Rappelons que l’inflation s’est de nouveau repliée en juin, les prix reculant de 1,4% sur l’année contre une baisse de 1,3% en mai, et ceci en dépit d’un effet de base défavorable très prononcé lié aux prix de l’énergie (en ligne avec la forte augmentation des prix pétroliers au cours des derniers mois). L’inflation sous-jacente s’est de nouveau modérée en juin, de 1,8% en mai à 1,7%, tendance qui devrait s’amplifier au cours des prochains mois, compte tenu du creusement de l’output gap.
Dans ces conditions, l’audition biannuelle du Président de la Fed Ben Bernanke devant la Chambre des représentants constituera un des évènements phares de la semaine prochaine.
Dans la zone euro également, les indicateurs avancés se redressent, mais ils restent plus bas que leurs équivalents américains et, surtout, encore loin des seuils signalant un retour de la progression de l’activité. Ainsi, le PMI manufacturier a augmenté de près de deux points en juin, mais ne se trouve qu’à 42,6, alors que la composante relative à la production s’est certes hissée à son meilleur niveau depuis août dernier, (à la faveur d’un gain mensuel de 1,7 point), mais, à 44,3, si elle indique une nouvelle modération de la contraction de l’activité, elle est encore loin d’annoncer une reprise durable. En outre, compte tenu d’un léger recul de l’indice d’activité dans le secteur des services, l’indice composite d’activité se situait à 44,6 en juin. En juillet, il devrait de nouveau progresser tout en restant à un niveau cohérent avec une contraction de l’activité. Les fortes progressions de la production industrielle en mai en Allemagne et en France (respectivement +3,7% m/m – un record depuis 1993 – et +2,4%) doivent être prises pour ce qu’elles sont : des reprises, liées en partie à la stabilisation des carnets de commandes, mais essentiellement au faible niveau des stocks, après qu’ils ont été allégés de manière drastique aux T4 2008 et T1 2009. La zone euro, où le crédit bancaire ralentit (1), ne devrait pas renouer avec une croissance durablement solide avant la mi-2010, soit avec un net retard par rapport aux Etats-Unis.
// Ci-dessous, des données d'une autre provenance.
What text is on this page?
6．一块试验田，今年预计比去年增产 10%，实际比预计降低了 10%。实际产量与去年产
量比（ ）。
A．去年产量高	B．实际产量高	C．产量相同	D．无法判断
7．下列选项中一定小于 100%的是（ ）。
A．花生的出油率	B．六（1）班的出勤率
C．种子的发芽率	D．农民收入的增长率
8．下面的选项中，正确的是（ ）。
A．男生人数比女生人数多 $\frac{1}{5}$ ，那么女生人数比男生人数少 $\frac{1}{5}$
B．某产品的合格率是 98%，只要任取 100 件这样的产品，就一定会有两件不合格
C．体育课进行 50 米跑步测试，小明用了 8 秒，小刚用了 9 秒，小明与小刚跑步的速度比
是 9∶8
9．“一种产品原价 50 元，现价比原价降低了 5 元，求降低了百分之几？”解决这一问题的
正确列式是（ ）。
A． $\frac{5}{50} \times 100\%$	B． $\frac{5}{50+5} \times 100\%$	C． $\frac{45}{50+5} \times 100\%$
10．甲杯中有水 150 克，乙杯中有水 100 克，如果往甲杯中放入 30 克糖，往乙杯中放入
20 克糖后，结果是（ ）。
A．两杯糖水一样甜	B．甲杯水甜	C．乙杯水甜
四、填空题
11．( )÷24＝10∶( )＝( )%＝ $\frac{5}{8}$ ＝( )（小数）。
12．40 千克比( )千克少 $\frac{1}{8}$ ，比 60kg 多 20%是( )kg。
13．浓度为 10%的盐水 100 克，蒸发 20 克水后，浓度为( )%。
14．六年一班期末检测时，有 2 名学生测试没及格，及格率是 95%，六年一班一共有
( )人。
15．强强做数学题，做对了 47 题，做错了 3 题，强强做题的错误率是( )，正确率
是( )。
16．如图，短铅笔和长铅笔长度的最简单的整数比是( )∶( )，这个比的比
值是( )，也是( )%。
La parité EUR/USD évolue depuis plusieurs semaines au gré de l’appétit pour le risque des investisseurs, au-dessus de 1,40 quand celui-ci se renforce, au-dessous quand il se réduit. Au-delà des toutes prochaines semaines, la probable réappréciation à la baisse par les intervenants de marché des perspectives de croissance en 2010 pourrait amener le dollar à jouer de nouveau son rôle de valeur refuge. En outre, le décalage conjoncturel en défaveur de la zone euro devrait devenir tangible dès la fin de l’été, ce qui ne manquera pas de pénaliser la monnaie unique, laquelle devrait être également handicapée par les difficultés rencontrés par certains pays d’Europe centrale et orientale.
(1) En mai, la croissance annuelle des prêts au secteur privé a reculé à 1,8% contre 2,3% en avril et près de 10% en mai 2008. Les prêts aux ménages ont même reculé légèrement (-0,1%) en entre mai 2008 et mai 2009, et cela pour la première fois depuis la création de la série.